The cytoskeleton is a large structure inside cells that provides them with mechanical support, keeps their three-dimensional shape and internal organization, and enables them to move and divide. It consists of three major sub-structures inside the cell, which are made up of long, filamentous proteins: tubulin and actin.
Current techniques for observing the cytoskeleton can be difficult to get into living cells, can be toxic, and are usually limited in resolution and duration, since the signal wears off over time. A common technique is fluorescence microscopy, where fluorescent molecules (‘probes’) are attached to cell structures and then ‘lit up’ against a dark background.
The team of Kai Johnsson at EPFL has developed novel fluorescent probes that can easily enter live cells, are non-toxic, have long-lasting signals, and most importantly, offer unprecedented image resolution. In 2013, the researchers developed a fluorescent molecule called silicon-rhodamine (SiR), which switches ‘on’ only when it binds to the charged surface of a protein like the ones found on the cytoskeleton. When SiR switches ‘on’, it emits light at far-red wavelengths.
The challenge was getting SiR to bind specifically to the cytoskeleton’s proteins, actin and tubulin. To achieve this, the scientists fused SiR molecules with compounds that bind tubulin or actin. The resulting hybrid molecules consist of a SiR molecule, which provides the fluorescent signal, and a molecule of a natural compound that can bind the target protein. One such compound was docetaxel, an anticancer drug that binds tubulin, and the other jasplakinolide, which specifically binds the cytoskeletal form of actin. Both compounds, which are used here in very low, non-toxic concentrations, can easily pass through the cell’s membrane and into the cell itself.

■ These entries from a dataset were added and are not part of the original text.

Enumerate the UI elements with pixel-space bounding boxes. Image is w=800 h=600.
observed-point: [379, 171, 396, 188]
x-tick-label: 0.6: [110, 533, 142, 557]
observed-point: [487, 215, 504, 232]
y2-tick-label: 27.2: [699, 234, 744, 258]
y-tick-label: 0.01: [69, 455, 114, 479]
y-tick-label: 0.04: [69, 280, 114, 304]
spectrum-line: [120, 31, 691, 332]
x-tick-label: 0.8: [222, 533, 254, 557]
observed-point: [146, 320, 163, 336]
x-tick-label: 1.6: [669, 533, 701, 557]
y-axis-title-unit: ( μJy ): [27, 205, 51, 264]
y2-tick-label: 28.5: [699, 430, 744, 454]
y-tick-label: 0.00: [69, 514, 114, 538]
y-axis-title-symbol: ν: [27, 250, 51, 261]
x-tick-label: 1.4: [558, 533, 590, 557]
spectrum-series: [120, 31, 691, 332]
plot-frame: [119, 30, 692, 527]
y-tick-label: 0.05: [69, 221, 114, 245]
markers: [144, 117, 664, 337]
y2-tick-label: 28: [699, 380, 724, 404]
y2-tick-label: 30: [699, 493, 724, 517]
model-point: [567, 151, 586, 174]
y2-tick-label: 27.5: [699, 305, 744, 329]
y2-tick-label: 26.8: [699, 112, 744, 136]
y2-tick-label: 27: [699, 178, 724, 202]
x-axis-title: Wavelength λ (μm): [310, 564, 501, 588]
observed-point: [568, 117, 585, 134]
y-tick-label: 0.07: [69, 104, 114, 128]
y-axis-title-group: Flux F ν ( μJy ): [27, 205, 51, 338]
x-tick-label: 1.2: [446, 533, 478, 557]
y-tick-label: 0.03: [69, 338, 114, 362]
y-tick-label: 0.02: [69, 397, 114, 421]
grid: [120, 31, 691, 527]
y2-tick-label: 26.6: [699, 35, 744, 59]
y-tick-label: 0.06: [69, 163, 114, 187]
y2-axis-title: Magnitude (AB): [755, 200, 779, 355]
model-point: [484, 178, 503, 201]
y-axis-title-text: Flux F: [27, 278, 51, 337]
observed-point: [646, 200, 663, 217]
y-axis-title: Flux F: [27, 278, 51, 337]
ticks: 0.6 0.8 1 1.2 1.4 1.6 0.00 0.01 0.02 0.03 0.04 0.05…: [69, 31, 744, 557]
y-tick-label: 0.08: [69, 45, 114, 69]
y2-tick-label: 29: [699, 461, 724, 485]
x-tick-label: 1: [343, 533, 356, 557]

The probes, named SiR-tubulin and SiR-actin, were used to visualize the dynamics of the cytoskeleton in human skin cells. Because the light signal of the probes is emitted in the far-red spectrum, it is easy to isolate from background noise, which generates images of unprecedented resolution when used with a technique called super-resolution microscopy.
An additional advantage is the practicality of the probes. “You just add them directly into your cell culture, and they are taken up by the cells”, says Kai Johnsson. The probes also do not require any washing or preparation of the cells before administration or any subsequent washing steps, which greatly helps in maintaining the stability of their environment and their natural biological functions.

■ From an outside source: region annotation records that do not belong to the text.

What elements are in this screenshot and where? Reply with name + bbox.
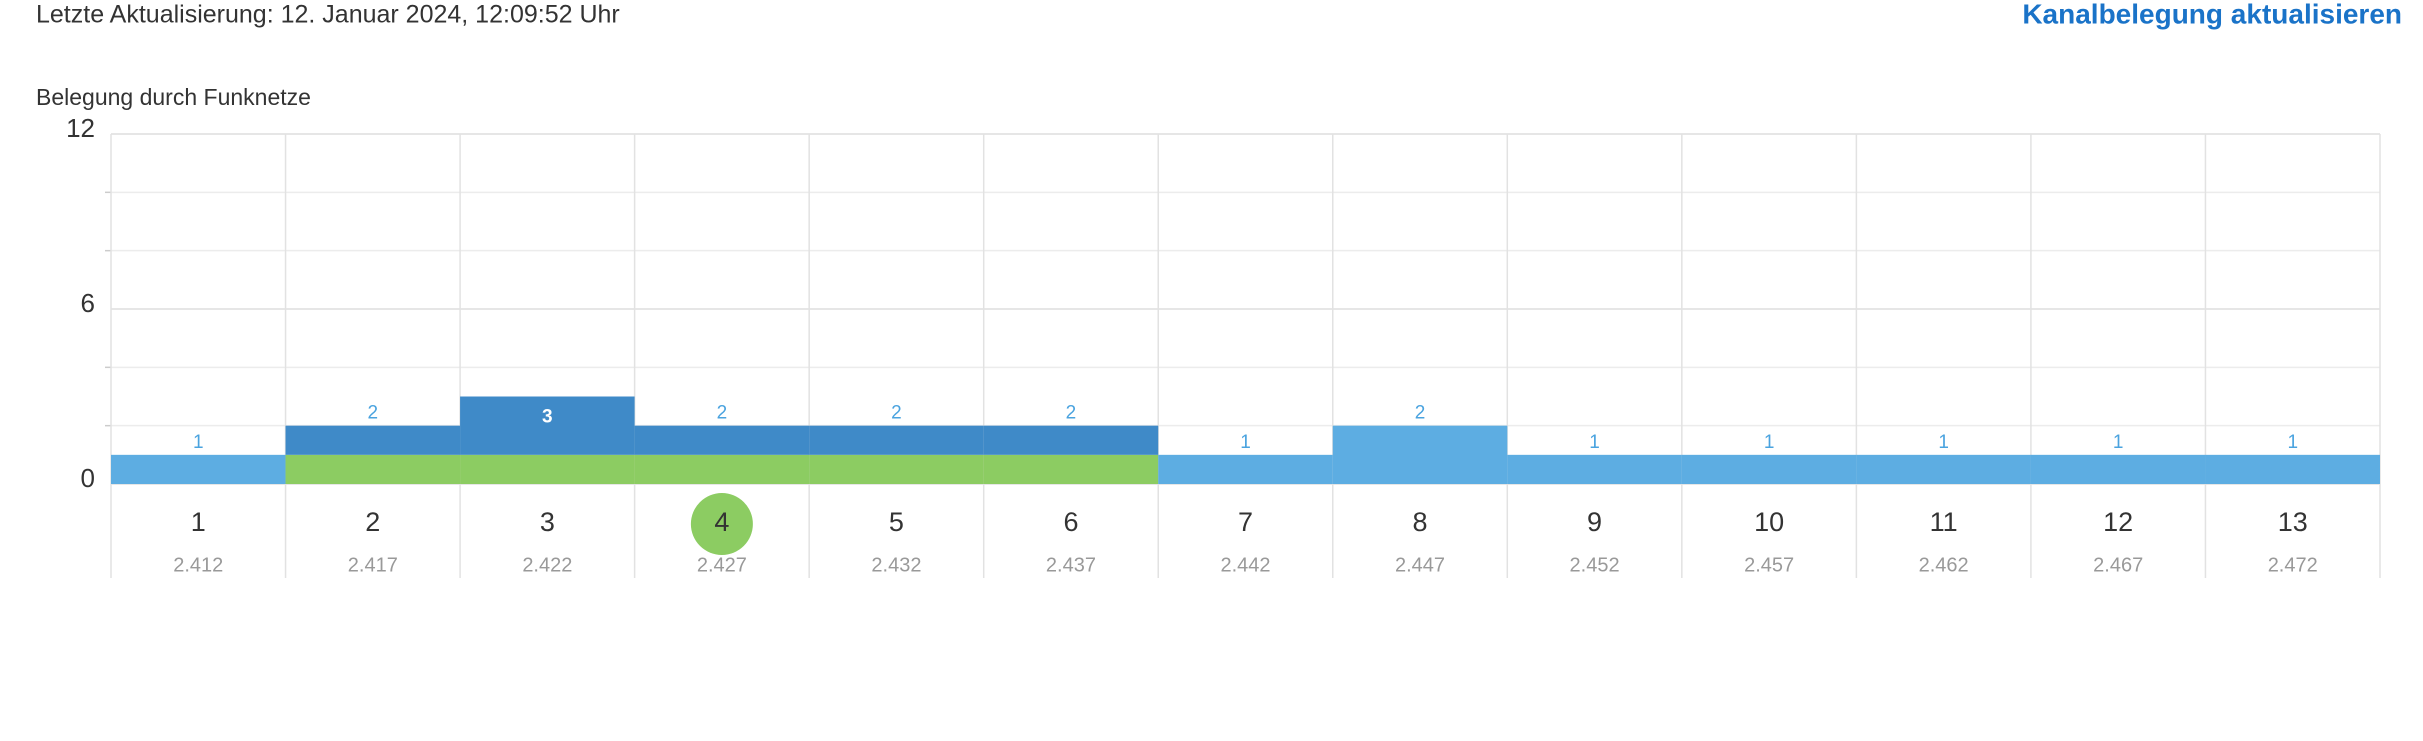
bar-segment [2030,454,2206,484]
bar-segment [460,396,635,455]
bar-segment [1856,454,2031,484]
y-tick-label: 6 [81,288,95,318]
frequency-label: 2.452 [1570,554,1620,576]
x-tick-label: 12 [2103,507,2133,537]
bar-segment [634,425,810,455]
value-label: 1 [1589,432,1600,453]
value-label: 1 [2113,432,2124,453]
value-label: 2 [891,403,902,424]
value-label: 1 [1764,432,1775,453]
bar-segment [809,425,984,455]
x-tick-label: 2 [365,507,380,537]
value-label: 1 [2287,432,2298,453]
bar-segment [983,425,1159,455]
last-update: Letzte Aktualisierung: 12. Januar 2024, … [36,1,620,29]
value-label: 2 [1415,403,1426,424]
bar-segment [1507,454,1682,484]
active-channel-marker [690,493,753,555]
frequency-label: 2.462 [1919,554,1969,576]
bar-segment [983,454,1159,484]
bar-segment [1332,425,1508,484]
x-tick-label: 4 [714,507,729,537]
frequency-label: 2.417 [348,554,398,576]
bar-segment [111,454,286,484]
bar-segment [2205,454,2380,484]
bar-segment [285,454,461,484]
frequency-label: 2.472 [2268,554,2318,576]
x-tick-label: 10 [1754,507,1784,537]
frequency-label: 2.427 [697,554,747,576]
value-label: 2 [717,403,728,424]
y-tick-label: 12 [66,113,95,143]
bar-segment [809,454,984,484]
bar-segment [460,454,635,484]
frequency-label: 2.467 [2093,554,2143,576]
chart-title: Belegung durch Funknetze [36,84,311,110]
x-tick-label: 6 [1063,507,1078,537]
y-tick-label: 0 [81,463,95,493]
frequency-label: 2.442 [1220,554,1270,576]
bar-segment [634,454,810,484]
frequency-label: 2.422 [522,554,572,576]
bar-segment [1681,454,1857,484]
bar-segment [1158,454,1333,484]
frequency-label: 2.432 [871,554,921,576]
x-tick-label: 7 [1238,507,1253,537]
x-tick-label: 8 [1413,507,1428,537]
value-label: 2 [1066,403,1077,424]
refresh-link[interactable]: Kanalbelegung aktualisieren [2022,0,2402,29]
frequency-label: 2.447 [1395,554,1445,576]
x-tick-label: 11 [1930,507,1958,537]
frequency-label: 2.457 [1744,554,1794,576]
x-tick-label: 13 [2278,507,2308,537]
frequency-label: 2.412 [173,554,223,576]
bar-segment [285,425,461,455]
value-label: 1 [1938,432,1949,453]
x-tick-label: 3 [540,507,555,537]
x-tick-label: 1 [191,507,206,537]
value-label: 1 [1240,432,1251,453]
x-tick-label: 5 [889,507,904,537]
value-label: 3 [542,407,553,428]
x-tick-label: 9 [1587,507,1602,537]
value-label: 1 [193,432,204,453]
frequency-label: 2.437 [1046,554,1096,576]
value-label: 2 [368,403,379,424]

The scientists believe that they can extend their work into other types of proteins and tissues. “Cytoskeletal structures are imaged by biologists all the time”, says Johnsson. “Up to now, no probes were available that would allow you to get high quality images of microtubules and microfilaments in living cells without some kind of genetic modification. With this work, we provide the biological community with two high-performing, high-contrast fluorogenic probes that emit in the non-phototoxic part of the light spectrum, and can be even used in tissues like whole-blood samples.”